- Born: 1990 or 1991 (age 34–35) San Francisco, California, United States
- Education: Sacramento State University
- Occupation: Human rights activist
- Organization: Brown Girl Woke

= Doris Tulifau =

Samoan-American activist

Maluseu Doris Tulifau (born 1990 or 1991) is a Samoan American human rights activist, who campaigns against domestic violence in Samoa. She is the founder of Brown Girl Woke (B.G.W.), a non-profit organization that supports women and girls in Samoa to counter gender-based violence.

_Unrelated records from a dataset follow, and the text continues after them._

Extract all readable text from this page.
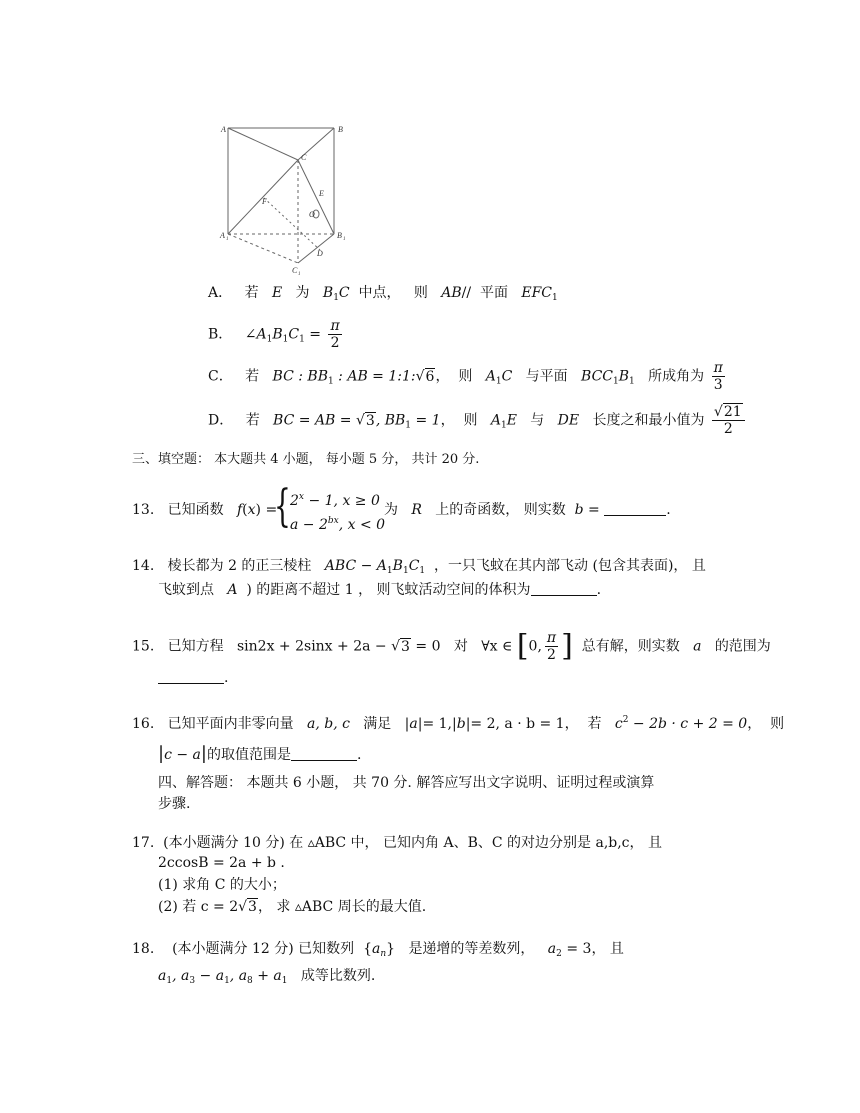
A	B
C
E
F
O
A 1	B 1
D
C 1
A． 若 E 为 $B_1C$ 中点， 则 AB// 平面 $EFC_1$
B． $\angle A_1B_1C_1 = \frac{\pi}{2}$
C． 若 BC : $BB_1$ : AB = 1:1:√6， 则 $A_1C$ 与平面 $BCC_1B_1$ 所成角为 $\frac{\pi}{3}$
D． 若 BC = AB = √3, $BB_1 = 1$， 则 $A_1E$ 与 DE 长度之和最小值为 $\frac{√21}{2}$
三、填空题： 本大题共 4 小题， 每小题 5 分， 共计 20 分.
13. 已知函数 f(x) =
{ $2^x - 1$, x ≥ 0
$a - 2^{bx}$, x < 0
为 R 上的奇函数， 则实数 b =	.
14. 棱长都为 2 的正三棱柱 ABC − $A_1B_1C_1$ ，一只飞蚊在其内部飞动 (包含其表面)， 且
飞蚊到点 A ) 的距离不超过 1 ， 则飞蚊活动空间的体积为	.
15. 已知方程 sin2x + 2sinx + 2a − √3 = 0 对 ∀x ∈ [0, $\frac{\pi}{2}$ ] 总有解，则实数 a 的范围为
.
16. 已知平面内非零向量 a, b, c 满足 |a|= 1,|b|= 2, a · b = 1， 若 $c^2 - 2b \cdot c + 2 = 0$， 则
|c − a|的取值范围是	.
四、解答题： 本题共 6 小题， 共 70 分. 解答应写出文字说明、证明过程或演算
步骤.
17. (本小题满分 10 分) 在 ▵ABC 中， 已知内角 A、B、C 的对边分别是 a,b,c， 且
2ccosB = 2a + b .
(1) 求角 C 的大小；
(2) 若 c = 2√3， 求 ▵ABC 周长的最大值.
18. (本小题满分 12 分) 已知数列 $\{a_n\}$ 是递增的等差数列， $a_2 = 3$， 且
$a_1$, $a_3 - a_1$, $a_8 + a_1$ 成等比数列.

== Early life and education ==
Tulifau grew up in a Samoan family in San Francisco. Her parents are Samoan, but had grown up in New Zealand before emigrating to the United States. After Tulifau completed high school, her family moved to Modesto, where they purchased a church since her father was a pastor. She studied for a BA in Education and Psychology at Sacramento State University, and also studied there for an MA in Multicultural Education. She considered doing a PhD, but ultimately wanted to work within community settings.

== Career ==
Tulifau is the founder of Brown Girl Woke (B.G.W.), which she initially established as an online campaign in 2014; she then moved to Samoa in 2018 to expand the organisation. B.G.W. is a feminist group that supports women and girls and campaigns against domestic violence in Samoa. The group uses social media and meetings on college campuses to raise awareness of women's rights, with both men and women joining the group. As of 2023 there were regular meetings at National University of Samoa and The University of the South Pacific, as well as schools based initiatives. During the COVID-19 pandemic, the organisation received a donation of face masks to distribute to community members.

In the course of her career Tulifau has spoken out on how the Samoan customary law, ifoga, is not suitable for use in cases of domestic violence. She has also called on the Samoan government to have a zero tolerance approach to gender-based violence. In 2024, she attended the 4th Small Island Developing States Conference and Gender Equality Forum, along with Samoan government officials and other activists, such as Nadia Meredith Hunt and Adelaide Nafoi.

Tulifau is also a podcaster, and television and radio host.

== Personal life ==
Tulifau is a victim of gender-based violence. She has two siblings. Palusami is her favourite food from Polynesia.